The IJC's paper, Alcohol Management Plans and Related Alcohol Reforms, (due to be published in early 2013) was drafted in 2012 amid concerns that the newly elected governments of Queensland and the Northern Territory might ease restrictions on access to alcohol in Aboriginal communities.
Dr Chenhall says having State and Territory governments reviewing AMPs would be "a good thing" for a host of reasons that the IJC's literature review highlights. "Often AMPs start off with a very broad strategy, including looking at supply issues, such as where and when and how you can buy alcohol, through to looking at demand reduction and harm minimisation.
"But when it comes to implementation, often the cheapest thing is to look at just restrictions. And while there is a very good body of evidence to demonstrate that restrictions can reduce alcohol sales and alcohol-related harms, often they can be very contentious within the community itself because people who want to sell or drink alcohol may see it as curbing their freedom and their economic interests."

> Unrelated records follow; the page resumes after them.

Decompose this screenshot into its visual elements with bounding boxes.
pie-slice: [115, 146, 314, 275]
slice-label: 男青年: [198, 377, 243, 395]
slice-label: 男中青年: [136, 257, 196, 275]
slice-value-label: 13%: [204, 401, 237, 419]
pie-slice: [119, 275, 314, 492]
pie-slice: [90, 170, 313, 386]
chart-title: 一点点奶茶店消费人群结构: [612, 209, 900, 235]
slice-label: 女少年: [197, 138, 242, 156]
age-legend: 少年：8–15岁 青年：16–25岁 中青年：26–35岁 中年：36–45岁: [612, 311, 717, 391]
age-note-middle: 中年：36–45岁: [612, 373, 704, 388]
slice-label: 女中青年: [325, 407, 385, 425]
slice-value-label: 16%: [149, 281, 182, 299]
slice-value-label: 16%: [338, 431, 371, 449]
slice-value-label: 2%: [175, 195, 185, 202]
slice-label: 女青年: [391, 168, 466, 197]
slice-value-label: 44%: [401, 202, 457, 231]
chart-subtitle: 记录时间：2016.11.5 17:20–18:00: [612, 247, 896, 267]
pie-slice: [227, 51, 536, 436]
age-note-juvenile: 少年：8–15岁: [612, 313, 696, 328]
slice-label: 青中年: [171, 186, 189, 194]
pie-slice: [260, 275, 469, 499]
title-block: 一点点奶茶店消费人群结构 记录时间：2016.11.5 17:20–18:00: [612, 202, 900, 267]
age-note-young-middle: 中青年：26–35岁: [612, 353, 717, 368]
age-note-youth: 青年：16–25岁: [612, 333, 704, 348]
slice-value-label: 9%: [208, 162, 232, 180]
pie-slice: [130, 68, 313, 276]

Community support and engagement in developing, implementing and maintaining AMPs are essential to their success, the IJC paper concludes."The paper found that more work needs to be done on defining what AMPs are and how an effective AMP could and should work in a community," he says. Vested interests – including consumers, the alcohol industry and the governments that collect taxes from alcohol sales – are powerful voices in these debates. But independent researchers also need to need to be heard. "We have to return to the fact that alcohol is a drug – just as tobacco is a drug," Dr Chenhall says. "And it took a long time for people to see that tobacco is dangerous for health."